Moreover, art. 7 conferred to the victims the right to choose both law, the lex loci laesionis and the lex loci actus. This would have increased the standards in the place of firms’ locations in the case of environmental torts. The Parliament cancelled this norm and replaced it with the default rule (choice made by parties). This solution was, in my view, terribly wrong. Economically speaking, there is something different between entitling victims with a freedom of choice (Commission’s art. 7) and giving them the right to contract the law applicable (Parliament’s draft). In this case, since in the absence of the parties’ choice the default rule (lex loci laesionis) would govern, the tortfeasor has no incentives to negotiate the applicable law because he would pay damages according to the lex loci laesionis.
Stating it in Calabresi/Melamed’s terms, under the Commission’s proposal victims had a property right as to the choice of law, while in the Parliament’s draft this entitlement disappeared. Could we see therefore in the Parliament an action of the lobbies of industrial firms?

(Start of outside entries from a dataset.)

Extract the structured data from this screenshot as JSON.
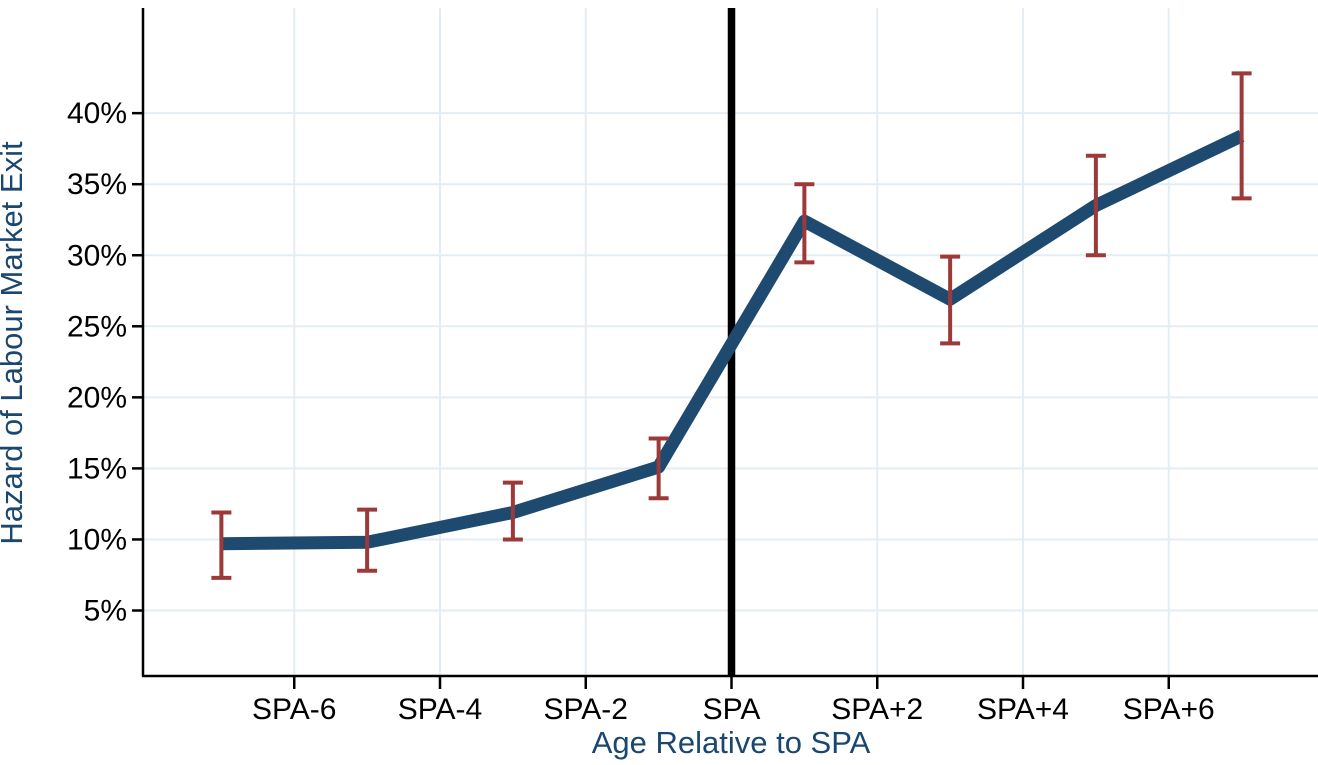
{
  "chart_data": {
    "type": "line",
    "title": "",
    "xlabel": "Age Relative to SPA",
    "ylabel": "Hazard of Labour Market Exit",
    "x_tick_labels": [
      "SPA-6",
      "SPA-4",
      "SPA-2",
      "SPA",
      "SPA+2",
      "SPA+4",
      "SPA+6"
    ],
    "x_tick_positions": [
      -6,
      -4,
      -2,
      0,
      2,
      4,
      6
    ],
    "y_tick_labels": [
      "5%",
      "10%",
      "15%",
      "20%",
      "25%",
      "30%",
      "35%",
      "40%"
    ],
    "y_tick_values": [
      5,
      10,
      15,
      20,
      25,
      30,
      35,
      40
    ],
    "x": [
      -7,
      -5,
      -3,
      -1,
      1,
      3,
      5,
      7
    ],
    "series": [
      {
        "name": "Hazard of labour market exit",
        "values": [
          9.7,
          9.8,
          11.9,
          15.1,
          32.4,
          26.9,
          33.5,
          38.4
        ],
        "ci_low": [
          7.3,
          7.8,
          10.0,
          12.9,
          29.5,
          23.8,
          30.0,
          34.0
        ],
        "ci_high": [
          11.9,
          12.1,
          14.0,
          17.1,
          35.0,
          29.9,
          37.0,
          42.8
        ]
      }
    ],
    "reference_line_x": 0,
    "xlim": [
      -8.1,
      8.05
    ],
    "ylim": [
      0.4,
      47.4
    ],
    "grid": true,
    "legend": "none",
    "colors": {
      "line": "#1E4A70",
      "error_bar": "#9C3A3A",
      "axis_title": "#1A476F",
      "tick_label": "#000000",
      "gridline": "#E4EDF3",
      "reference_line": "#000000",
      "axis_line": "#000000",
      "background": "#FFFFFF"
    }
  }
}
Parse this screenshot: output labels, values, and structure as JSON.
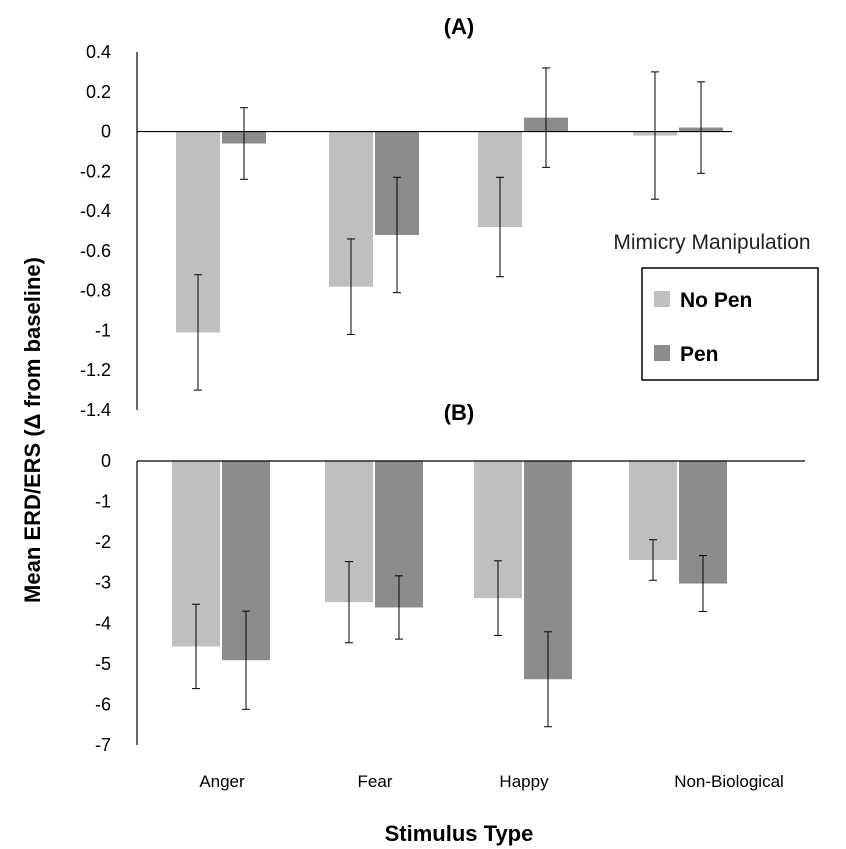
{
  "chart_data": [
    {
      "type": "bar",
      "title": "(A)",
      "categories": [
        "Anger",
        "Fear",
        "Happy",
        "Non-Biological"
      ],
      "ylim": [
        -1.4,
        0.4
      ],
      "yticks": [
        "0.4",
        "0.2",
        "0",
        "-0.2",
        "-0.4",
        "-0.6",
        "-0.8",
        "-1",
        "-1.2",
        "-1.4"
      ],
      "series": [
        {
          "name": "No Pen",
          "color": "#bfbfbf",
          "values": [
            -1.01,
            -0.78,
            -0.48,
            -0.02
          ],
          "errors": [
            0.29,
            0.24,
            0.25,
            0.32
          ]
        },
        {
          "name": "Pen",
          "color": "#8c8c8c",
          "values": [
            -0.06,
            -0.52,
            0.07,
            0.02
          ],
          "errors": [
            0.18,
            0.29,
            0.25,
            0.23
          ]
        }
      ]
    },
    {
      "type": "bar",
      "title": "(B)",
      "categories": [
        "Anger",
        "Fear",
        "Happy",
        "Non-Biological"
      ],
      "ylim": [
        -7,
        0
      ],
      "yticks": [
        "0",
        "-1",
        "-2",
        "-3",
        "-4",
        "-5",
        "-6",
        "-7"
      ],
      "series": [
        {
          "name": "No Pen",
          "color": "#bfbfbf",
          "values": [
            -4.57,
            -3.48,
            -3.38,
            -2.44
          ],
          "errors": [
            1.04,
            1.0,
            0.92,
            0.5
          ]
        },
        {
          "name": "Pen",
          "color": "#8c8c8c",
          "values": [
            -4.91,
            -3.61,
            -5.38,
            -3.02
          ],
          "errors": [
            1.21,
            0.78,
            1.17,
            0.69
          ]
        }
      ]
    }
  ],
  "ylabel": "Mean ERD/ERS (Δ from baseline)",
  "xlabel": "Stimulus Type",
  "legend": {
    "title": "Mimicry Manipulation",
    "items": [
      "No Pen",
      "Pen"
    ],
    "placement": "right"
  }
}
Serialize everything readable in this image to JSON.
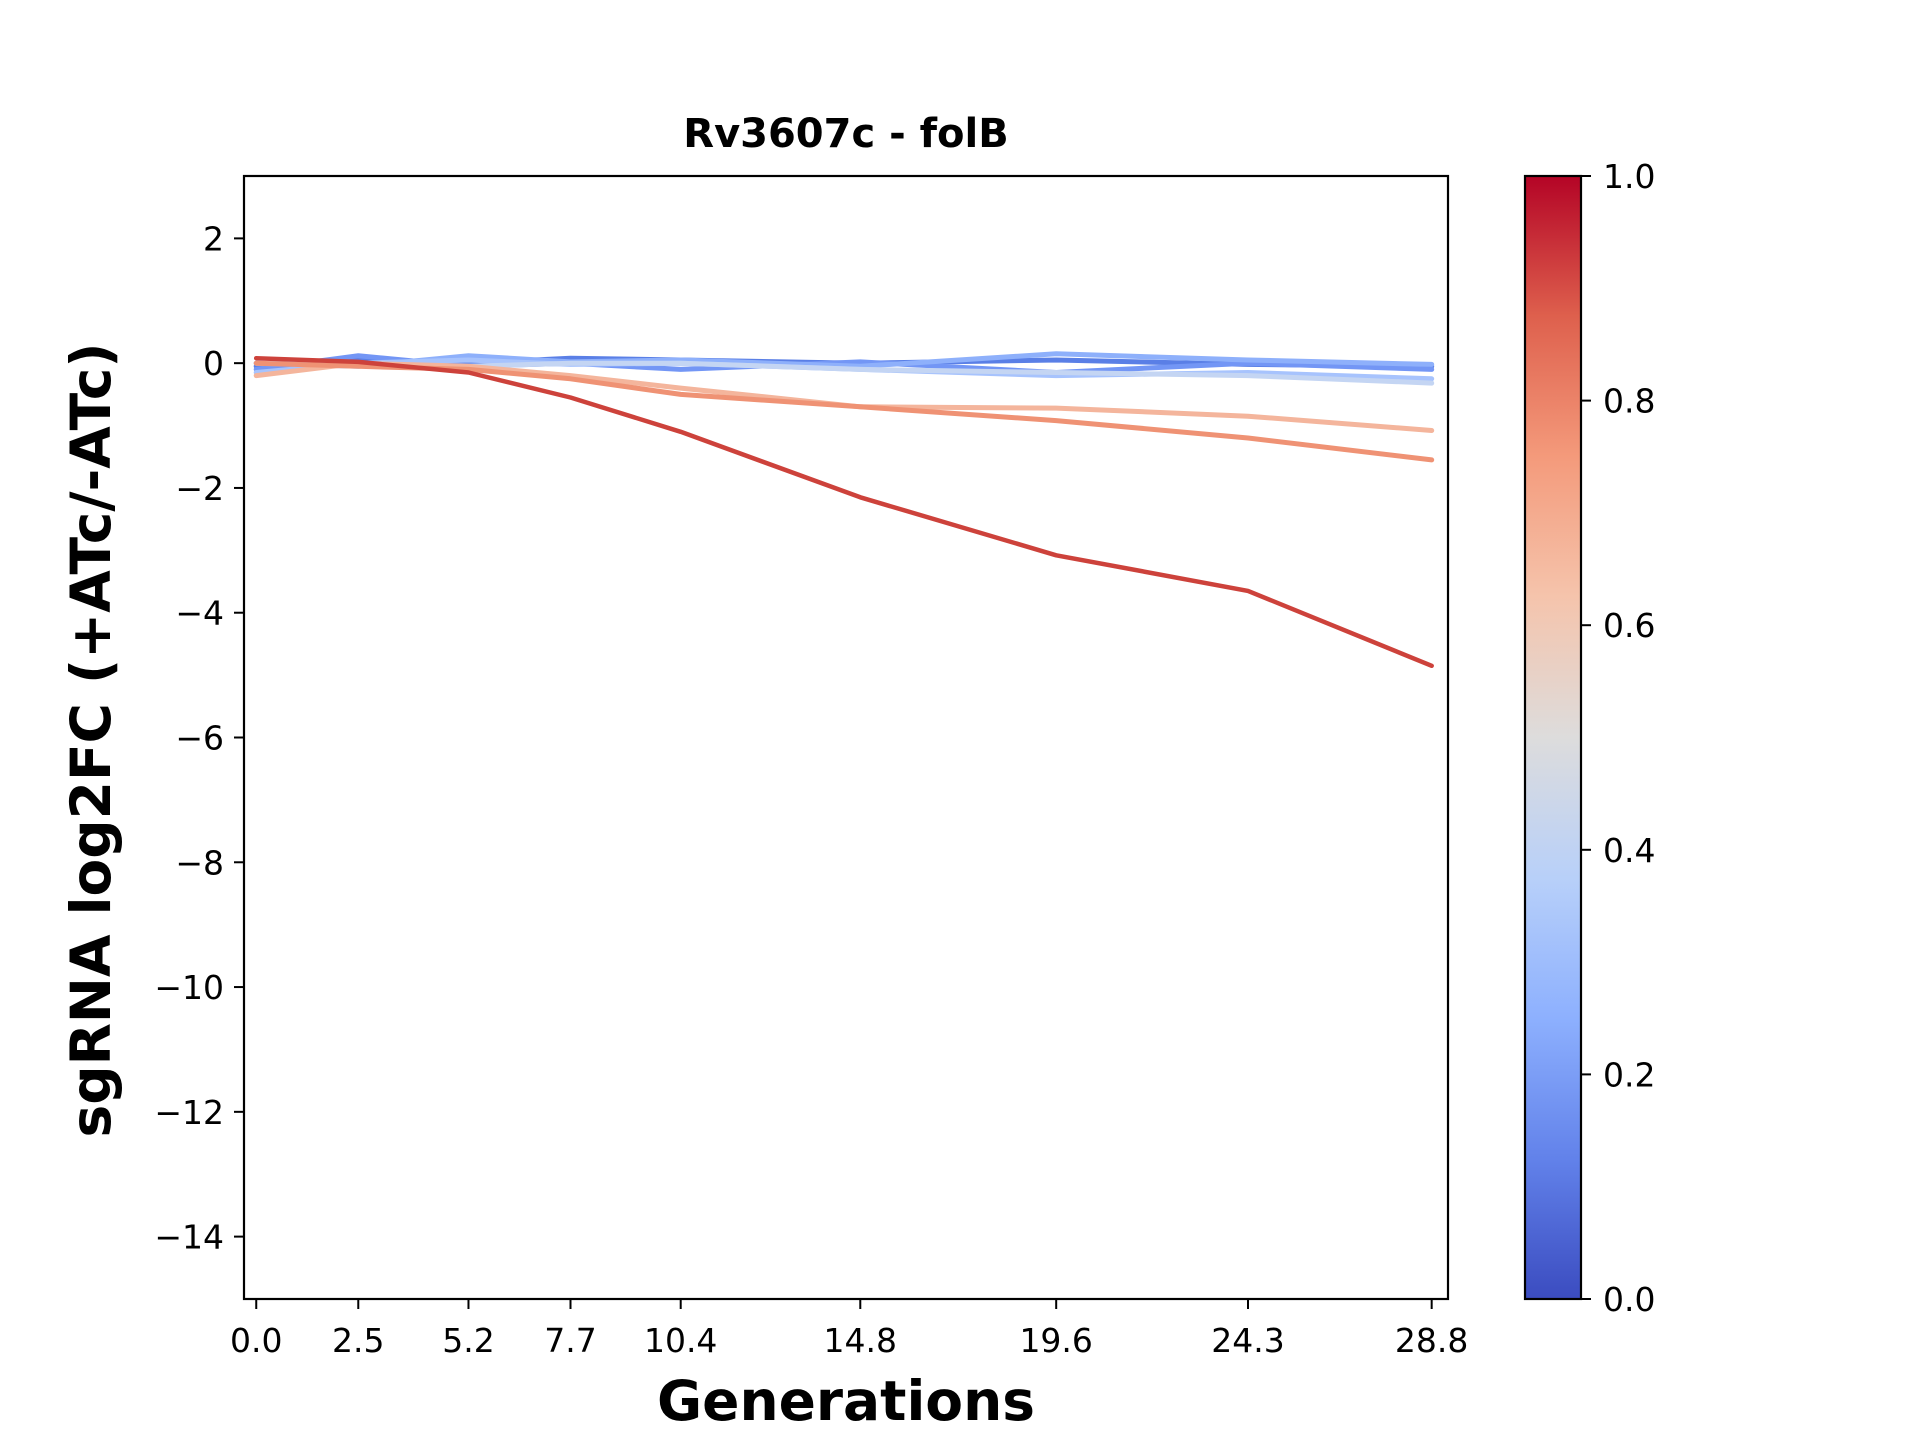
{
  "chart_data": {
    "type": "line",
    "title": "Rv3607c - folB",
    "xlabel": "Generations",
    "ylabel": "sgRNA log2FC (+ATc/-ATc)",
    "xlim": [
      -0.3,
      29.2
    ],
    "ylim": [
      -15,
      3
    ],
    "x_ticks": [
      0.0,
      2.5,
      5.2,
      7.7,
      10.4,
      14.8,
      19.6,
      24.3,
      28.8
    ],
    "x_tick_labels": [
      "0.0",
      "2.5",
      "5.2",
      "7.7",
      "10.4",
      "14.8",
      "19.6",
      "24.3",
      "28.8"
    ],
    "y_ticks": [
      2,
      0,
      -2,
      -4,
      -6,
      -8,
      -10,
      -12,
      -14
    ],
    "y_tick_labels": [
      "2",
      "0",
      "−2",
      "−4",
      "−6",
      "−8",
      "−10",
      "−12",
      "−14"
    ],
    "grid": false,
    "x": [
      0.0,
      2.5,
      5.2,
      7.7,
      10.4,
      14.8,
      19.6,
      24.3,
      28.8
    ],
    "series": [
      {
        "color_value": 0.12,
        "color": "#5a7fe6",
        "values": [
          -0.05,
          0.05,
          0.0,
          0.08,
          0.05,
          0.0,
          0.05,
          -0.02,
          -0.05
        ]
      },
      {
        "color_value": 0.2,
        "color": "#7396f5",
        "values": [
          -0.1,
          0.12,
          -0.05,
          0.0,
          -0.1,
          0.02,
          -0.15,
          0.0,
          -0.1
        ]
      },
      {
        "color_value": 0.28,
        "color": "#8eb0fb",
        "values": [
          0.0,
          -0.05,
          0.12,
          0.02,
          0.05,
          -0.05,
          0.15,
          0.05,
          -0.02
        ]
      },
      {
        "color_value": 0.35,
        "color": "#a7c3fd",
        "values": [
          -0.15,
          0.0,
          0.05,
          -0.02,
          0.0,
          -0.1,
          -0.2,
          -0.15,
          -0.25
        ]
      },
      {
        "color_value": 0.42,
        "color": "#c4d5f3",
        "values": [
          0.0,
          -0.02,
          -0.05,
          0.0,
          0.0,
          -0.1,
          -0.15,
          -0.2,
          -0.32
        ]
      },
      {
        "color_value": 0.68,
        "color": "#f4b59c",
        "values": [
          -0.2,
          0.0,
          -0.05,
          -0.2,
          -0.4,
          -0.7,
          -0.72,
          -0.85,
          -1.08
        ]
      },
      {
        "color_value": 0.78,
        "color": "#ef9274",
        "values": [
          0.0,
          -0.05,
          -0.1,
          -0.25,
          -0.5,
          -0.7,
          -0.92,
          -1.2,
          -1.55
        ]
      },
      {
        "color_value": 0.92,
        "color": "#cd423b",
        "values": [
          0.08,
          0.02,
          -0.15,
          -0.55,
          -1.1,
          -2.15,
          -3.08,
          -3.65,
          -4.85
        ]
      }
    ],
    "colorbar": {
      "min": 0.0,
      "max": 1.0,
      "ticks": [
        0.0,
        0.2,
        0.4,
        0.6,
        0.8,
        1.0
      ],
      "tick_labels": [
        "0.0",
        "0.2",
        "0.4",
        "0.6",
        "0.8",
        "1.0"
      ],
      "colormap": "coolwarm",
      "stops": [
        "#3b4cc0",
        "#6282ea",
        "#8db0fe",
        "#b8d0f9",
        "#dddcdc",
        "#f5c4ac",
        "#f49a7b",
        "#de604d",
        "#b40426"
      ]
    }
  }
}
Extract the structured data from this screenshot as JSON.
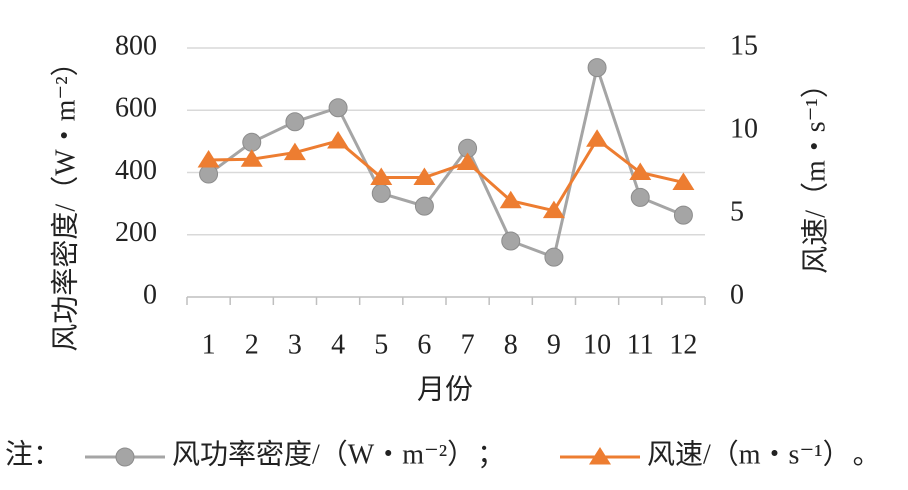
{
  "chart_data": {
    "type": "line",
    "categories": [
      "1",
      "2",
      "3",
      "4",
      "5",
      "6",
      "7",
      "8",
      "9",
      "10",
      "11",
      "12"
    ],
    "x_label": "月份",
    "y_label": "风功率密度/（W・m⁻²）",
    "y2_label": "风速/（m・s⁻¹）",
    "series": [
      {
        "name": "风功率密度/（W・m⁻²）",
        "color": "#a5a5a5",
        "marker": "circle",
        "values": [
          395,
          497,
          563,
          608,
          333,
          292,
          478,
          180,
          128,
          737,
          320,
          263
        ]
      },
      {
        "name": "风速/（m・s⁻¹）",
        "color": "#ed7d31",
        "marker": "triangle",
        "axis": "y2",
        "values": [
          8.25,
          8.3,
          8.7,
          9.4,
          7.2,
          7.2,
          8.1,
          5.8,
          5.2,
          9.5,
          7.5,
          6.9
        ]
      }
    ],
    "ylim": [
      0,
      800
    ],
    "yticks": [
      0,
      200,
      400,
      600,
      800
    ],
    "y2lim": [
      0,
      15
    ],
    "y2ticks": [
      0,
      5,
      10,
      15
    ],
    "grid": true,
    "legend_note": "注：",
    "legend_separators": [
      "；",
      "。"
    ]
  }
}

Anyway, the preservation of the original place-of-injury rule and of the specific rule on environmental torts really represent an extraordinary measure to increase the environmental protection in the European context.
PHD, Bocconi University
LLM, Yale Law School
In response to Matteo Winkler’s comment posted on 17 May 2007 I wished to make the following clarifications:
First, the European Parliament’s first reading deleted Article 7 of the Commission’s proposal because it was considered that the general rule, which is sufficiently flexible, could cater perfectly well for environmental damage. Parliament was concerned that the introduction of a special rule, although arguably of symbolic or political value, was in fact liable to prejudice legal certainty. In the final phases of the legislative process, the Parliament introduced and refined a definition of “environmental damage” which proved satisfactory to all institutions.
Second, it must be strongly emphasised that neither lobbies nor any industrial firms had any hand in Parliament’s position on this issue. Indeed, all drafting was carried out by the Rapporteur, assisted by the institution’s Secretariat. It is worth noting that I was not even approached by any interest groups on this issue. The only feedback received was from a seminar organised by the Parliament at which academics, including from the US and Switzerland, presented their views on the issue.
Finally, the conferral of property rights should in no way be the concern of private international law. We should be concerned with choosing the best possible solution for civil justice. The Parliament has been guided by this ambition throughout the legislative process.